Active listening is important — sitting on the edge of your seat and not doing weird things with your body. Keep your hands in your lap and try to avoid using your chair back for more powerful conversations.
That’s part of what makes a successful presentation. Obviously, you need to go in prepared and listen actively. You should also have a goal for the conversation and an idea of how you’re going to control it.
One factor you can’t always control is cell phones. While you can control your own group and tell them to leave the phones behind or at least turn them off, with your host, the best you can do is often a suggestion ahead of time.
“It’s pretentious to say, ‘Let me see that cell phone, buddy. Turn it off,’” Crenshaw said. “Certainly, for the people in your tribe, you tell them to turn the phones off. Hopefully you can mention tactfully to the person who scheduled the meeting, ‘This is going to be important, so if there are going to be any important phone calls, let me know.’”
A subset of the “important meeting/message” category is one Crenshaw is familiar with from his military career — delivering bad news. His main takeaway: Do it in person.
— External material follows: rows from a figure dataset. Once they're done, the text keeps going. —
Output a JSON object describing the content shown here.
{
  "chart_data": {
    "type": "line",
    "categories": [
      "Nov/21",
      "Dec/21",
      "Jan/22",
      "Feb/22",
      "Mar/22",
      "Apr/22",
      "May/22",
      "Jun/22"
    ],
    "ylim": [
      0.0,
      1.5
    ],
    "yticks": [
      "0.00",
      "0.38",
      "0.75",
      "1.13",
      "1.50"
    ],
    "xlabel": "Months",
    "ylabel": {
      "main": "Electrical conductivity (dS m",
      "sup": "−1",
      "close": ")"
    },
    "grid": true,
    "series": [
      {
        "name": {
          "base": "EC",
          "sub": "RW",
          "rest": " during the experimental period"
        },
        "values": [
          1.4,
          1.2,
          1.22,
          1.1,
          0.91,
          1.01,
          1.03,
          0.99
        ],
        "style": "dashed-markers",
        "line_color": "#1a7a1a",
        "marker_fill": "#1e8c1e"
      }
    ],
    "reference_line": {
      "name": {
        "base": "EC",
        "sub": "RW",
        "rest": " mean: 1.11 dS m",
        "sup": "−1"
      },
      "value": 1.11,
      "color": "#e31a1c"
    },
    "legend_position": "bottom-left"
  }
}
“When I went to test pilot school, they teach you about delivering bad news,” he said. “There are three things. No. 1: Don’t lie. No. 2: Don’t be funny. No. 3: Don’t blurt out the truth. Most people, if you say you’ve got bad news, that we misjudged on the project we thought was going to bring in a ton of revenue, you have to just grin and bear it.
“Have the facts right and give them options. ‘We can do this, we can do that, and we have a team standing by waiting on your decision.’”
And once you’ve had your meeting with your chosen bigwig, follow up with something tangible — more than once.
“Not only do you give the very important person a business card, but give the person sitting at the desk out front a card, too,” Crenshaw said. “Thank them. It doesn’t hurt to send them a thank-you note, because they’re the ones who got you in. Make sure you have a good relationship with them, because it allows you to do some follow-up as well.”